Samedi 8 septembre 2018

La marche organisée dans le monde entier par 350.org et à laquelle une initiative lancée par un anonyme à la suite de la démission de Nicolas Hulot a donné en France un retentissement beaucoup plus grand qu’annoncé : une foule dense et nombreuse qui surprend le Citoyen Lambda. D’après lui, plus proche des 50 000 estimé par les organisateurs que des 12 000 dénombrés par la police. Le simple rassemblement vers l’Hôtel de Ville s’est transformé en marche vers la République.
Il est enchanté par la diversité et l’inventivité des slogans :
Arrête de niquer ta mer
Les capitalistes vivent au-dessus de nos moyens
Et plein d’autres qu’il a oubliés.
Celui qu’il a trouvé le plus beau : « Et si nous battions des records de chaleur humaine ? », était brandi par une jolie brune à la peau sombre juchée sur les épaules de son copain, comme la fameuse égérie révolutionnaire de 68 photographiée par Gilles Caron. Lambda ne parvient à en prendre à l’arrachée qu’une photo surex mais à côté de lui, un photographe professionnel fait beaucoup mieux : la fille se tourne vers lui obligeamment pour qu’il puisse la prendre et il la remercie d’un sourire.

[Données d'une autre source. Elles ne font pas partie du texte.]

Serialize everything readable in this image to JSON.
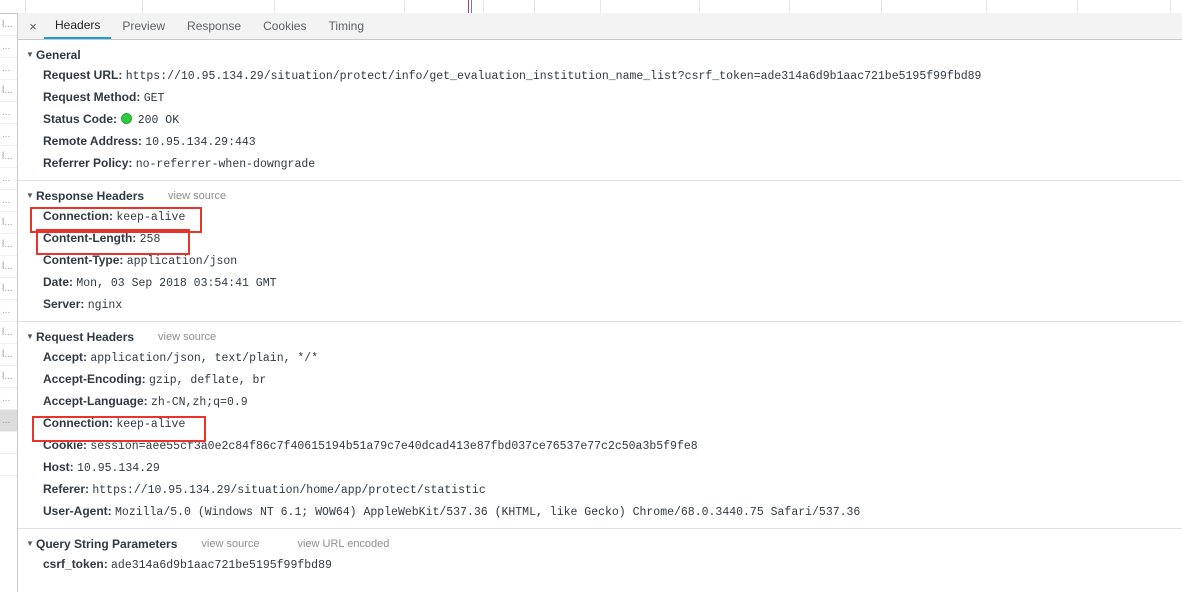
{
  "panel": {
    "name": "chrome-devtools-network-headers"
  },
  "tabs": {
    "close_label": "×",
    "items": [
      {
        "label": "Headers",
        "active": true
      },
      {
        "label": "Preview",
        "active": false
      },
      {
        "label": "Response",
        "active": false
      },
      {
        "label": "Cookies",
        "active": false
      },
      {
        "label": "Timing",
        "active": false
      }
    ]
  },
  "common": {
    "twisty": "▼",
    "view_source": "view source",
    "view_url_encoded": "view URL encoded"
  },
  "sections": {
    "general": {
      "title": "General",
      "rows": [
        {
          "key": "Request URL:",
          "value": "https://10.95.134.29/situation/protect/info/get_evaluation_institution_name_list?csrf_token=ade314a6d9b1aac721be5195f99fbd89"
        },
        {
          "key": "Request Method:",
          "value": "GET"
        },
        {
          "key": "Status Code:",
          "value": "200 OK",
          "status_icon": "green-dot-icon"
        },
        {
          "key": "Remote Address:",
          "value": "10.95.134.29:443"
        },
        {
          "key": "Referrer Policy:",
          "value": "no-referrer-when-downgrade"
        }
      ]
    },
    "response_headers": {
      "title": "Response Headers",
      "rows": [
        {
          "key": "Connection:",
          "value": "keep-alive",
          "highlighted": true
        },
        {
          "key": "Content-Length:",
          "value": "258",
          "highlighted": true
        },
        {
          "key": "Content-Type:",
          "value": "application/json"
        },
        {
          "key": "Date:",
          "value": "Mon, 03 Sep 2018 03:54:41 GMT"
        },
        {
          "key": "Server:",
          "value": "nginx"
        }
      ]
    },
    "request_headers": {
      "title": "Request Headers",
      "rows": [
        {
          "key": "Accept:",
          "value": "application/json, text/plain, */*"
        },
        {
          "key": "Accept-Encoding:",
          "value": "gzip, deflate, br"
        },
        {
          "key": "Accept-Language:",
          "value": "zh-CN,zh;q=0.9"
        },
        {
          "key": "Connection:",
          "value": "keep-alive",
          "highlighted": true
        },
        {
          "key": "Cookie:",
          "value": "session=aee55cf3a0e2c84f86c7f40615194b51a79c7e40dcad413e87fbd037ce76537e77c2c50a3b5f9fe8"
        },
        {
          "key": "Host:",
          "value": "10.95.134.29"
        },
        {
          "key": "Referer:",
          "value": "https://10.95.134.29/situation/home/app/protect/statistic"
        },
        {
          "key": "User-Agent:",
          "value": "Mozilla/5.0 (Windows NT 6.1; WOW64) AppleWebKit/537.36 (KHTML, like Gecko) Chrome/68.0.3440.75 Safari/537.36"
        }
      ]
    },
    "query_string": {
      "title": "Query String Parameters",
      "rows": [
        {
          "key": "csrf_token:",
          "value": "ade314a6d9b1aac721be5195f99fbd89"
        }
      ]
    }
  },
  "request_list": {
    "rows": [
      {
        "label": "l..."
      },
      {
        "label": "..."
      },
      {
        "label": "..."
      },
      {
        "label": "l..."
      },
      {
        "label": "..."
      },
      {
        "label": "..."
      },
      {
        "label": "l..."
      },
      {
        "label": "..."
      },
      {
        "label": "..."
      },
      {
        "label": "l..."
      },
      {
        "label": "l..."
      },
      {
        "label": "l..."
      },
      {
        "label": "l..."
      },
      {
        "label": "..."
      },
      {
        "label": "l..."
      },
      {
        "label": "l..."
      },
      {
        "label": "l..."
      },
      {
        "label": "..."
      },
      {
        "label": "...",
        "selected": true
      },
      {
        "label": ""
      },
      {
        "label": ""
      }
    ]
  },
  "colors": {
    "accent_tab": "#1a9cd8",
    "annotation": "#e8352a",
    "status_ok": "#2ecc40",
    "text": "#303942",
    "muted": "#8e8e8e"
  }
}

L’image de ces petites filles juchées sur les épaules paternelles, qui brandissaient fièrement à deux une banderole «Pensez à nous » ; mais, la lassitude venant, elles avaient appuyé la pancarte sur la tête de leurs pères, posé leurs mentons sur la pancarte et elles se chamaillaient un peu.
Beaucoup de ces slogans inventifs étaient écrits sur de simples pancartes en carton (comme celle de sa fille Graine-de-moutarde : « Marre de vos salades ! »). Mais très peu étaient repris par la foule, à part, dans le coin où ils ont décidé de marcher :
« Et un et deux et trois degrés
C’est un crime contre l’humanité ! »
scandé par un petit groupe plus organisé que les autres.
En arrivant à la manif, Lambda s’est dit : « Bizarre, une manif presque silencieuse ». Ce silence des voix contrastait avec le vacarme joyeux des slogans écrits sur les pancartes en carton. Toute cette énergie individuelles manquait de micros, d’amplis, de caisse de résonance, d’organisation collective. La multiplicité et la diversité de ces dizaines de milliers de désirs pressants d’agir et de se faire entendre, comment peut-elle se fédérer, s’organiser, parler d’une seule voix ?
Comment tous crier assez fort un message assez unanime pour obliger les décideurs à l’entendre, alors même qu’ils se bouchent les oreilles ?
Comment réussir à casser les oreilles de ceux qui n’ont aucune envie d’entendre ?

Cela aussi, c’est l’enjeu de l’année 2018.